Тойни испугалась холодной воды и закричала во все горло, начала вырываться и соскальзывала с рук, но от нее плохо пахло, ее надо было обязательно помыть с мылом. Помыв ее, я набрала ведро воды для питья, и мы пошли домой. Идти пришлось очень долго, надо было останавливаться. Тойни двигалась очень медленно, Женечка тянул ее за руку и все повторял: «Иди, иди…». Дома ее начало трясти от холода, я закутала ее в бабушкин платок. Ночью она захныкала, попросила пить. Я напоила ее холодной водой из ведра, а когда легла рядом, почувствовала, что она вся горячая и тяжело дышит. Всю ночь я давала ей пить и молила Бога, чтобы она к утру поправилась. Но утром она вся была красная и тяжело дышала. Медпункт был виден из окна. Я ждала, когда Екатерина Ивановна откроет его. Наконец она распахнула дверь, вышла, как всегда, в белом халате на крыльцо. Я побежала к ней и рассказала все, что я наделала. Она велела немедленно принести и показать ей ребенка.

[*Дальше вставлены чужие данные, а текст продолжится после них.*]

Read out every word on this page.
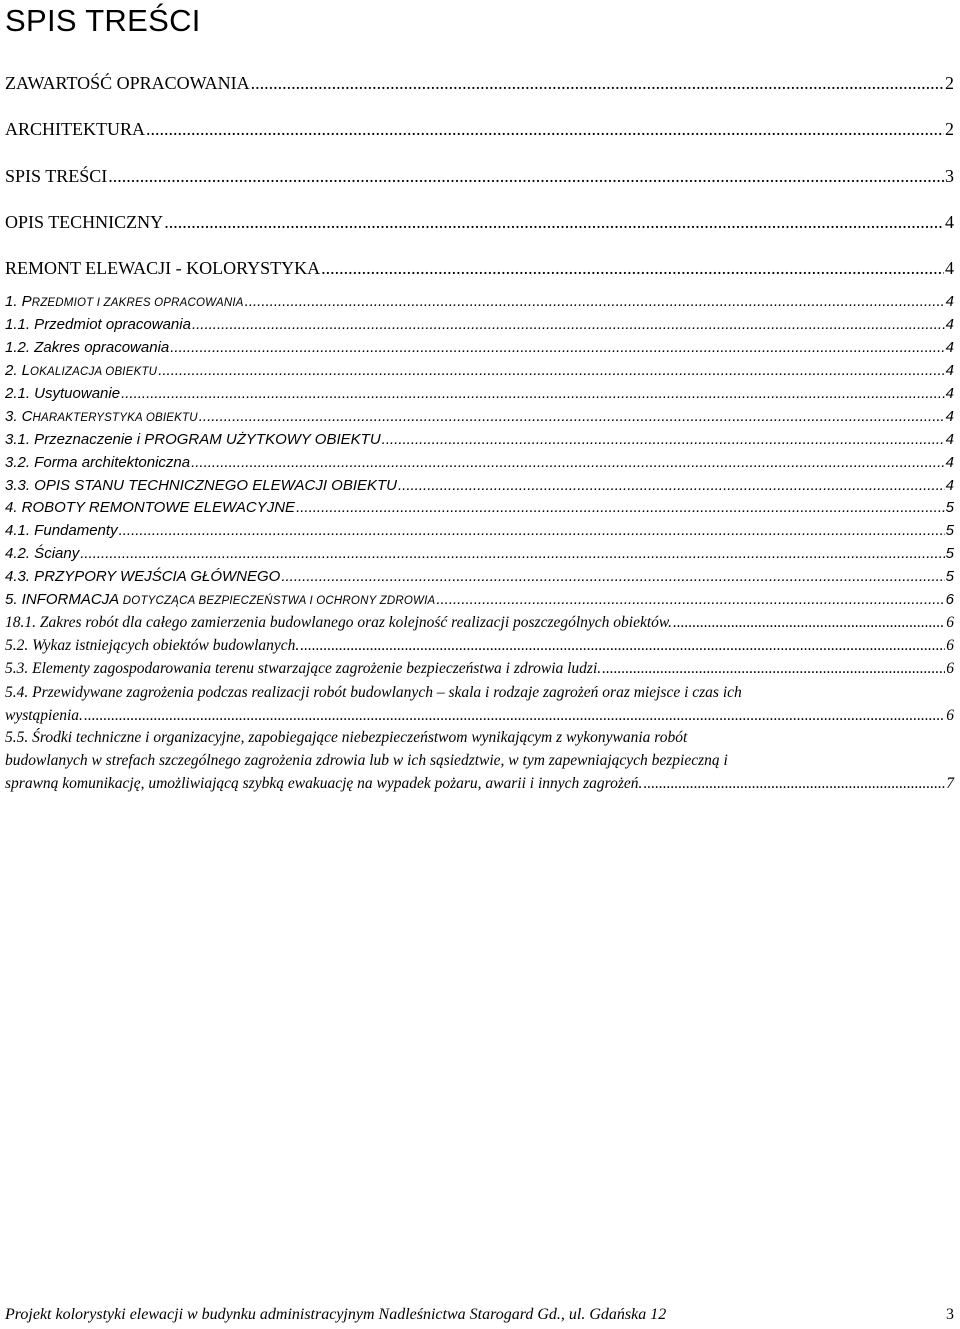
SPIS TREŚCI
ZAWARTOŚĆ OPRACOWANIA .....	2
ARCHITEKTURA .....	2
SPIS TREŚCI .....	3
OPIS TECHNICZNY .....	4
REMONT ELEWACJI - KOLORYSTYKA .....	4
1. PRZEDMIOT I ZAKRES OPRACOWANIA .....	4
1.1. Przedmiot opracowania .....	4
1.2. Zakres opracowania .....	4
2. LOKALIZACJA OBIEKTU .....	4
2.1. Usytuowanie .....	4
3. CHARAKTERYSTYKA OBIEKTU .....	4
3.1. Przeznaczenie i PROGRAM UŻYTKOWY OBIEKTU .....	4
3.2. Forma architektoniczna .....	4
3.3. OPIS STANU TECHNICZNEGO ELEWACJI OBIEKTU .....	4
4. ROBOTY REMONTOWE ELEWACYJNE .....	5
4.1. Fundamenty .....	5
4.2. Ściany .....	5
4.3. PRZYPORY WEJŚCIA GŁÓWNEGO .....	5
5. INFORMACJA DOTYCZĄCA BEZPIECZEŃSTWA I OCHRONY ZDROWIA .....	6
18.1. Zakres robót dla całego zamierzenia budowlanego oraz kolejność realizacji poszczególnych obiektów. .....	6
5.2. Wykaz istniejących obiektów budowlanych. .....	6
5.3. Elementy zagospodarowania terenu stwarzające zagrożenie bezpieczeństwa i zdrowia ludzi. .....	6
5.4. Przewidywane zagrożenia podczas realizacji robót budowlanych – skala i rodzaje zagrożeń oraz miejsce i czas ich
wystąpienia. .....	6
5.5. Środki techniczne i organizacyjne, zapobiegające niebezpieczeństwom wynikającym z wykonywania robót
budowlanych w strefach szczególnego zagrożenia zdrowia lub w ich sąsiedztwie, w tym zapewniających bezpieczną i
sprawną komunikację, umożliwiającą szybką ewakuację na wypadek pożaru, awarii i innych zagrożeń. .....	7
Projekt kolorystyki elewacji w budynku administracyjnym Nadleśnictwa Starogard Gd., ul. Gdańska 12	3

На улице было жарко, но я завернула Тойни в ватное одеяло и понесла в медпункт. Екатерина Ивановна развернула ее, покачала головой, поставила градусник под мышку и велела мне придерживать руку, чтобы градусник не выпал. Вынув его, она произнесла: «Сорок», взяла Тойни к себе на руки, поднесла к окну, открыла ей ложечкой рот, посмотрела в горло и начала прослушивать и простукивать, а когда кончила, сказала:
— Кажется, воспаление легких. Ты не бойся, у меня кое-что есть, один военный врач дал, — она показала красную таблетку. — Это пенициллин. Вот тебе три, давай по половинке четыре раза сегодня и два дай завтра, до моего прихода.
Потом я спросила, что с моим дедушкой, она ответила:
— Плохо, вряд ли он когда-нибудь встанет на ноги, паралич. Ночью Тойни спала спокойно. Я чуть не проспала подоить и выпустить в стадо корову. Услышала уже когда пастух, щелкая кнутом, шел в другой конец деревни, чтобы оттуда начать гнать стадо.
Я кое-как подоила и, стегая прутом корову, догнала стадо.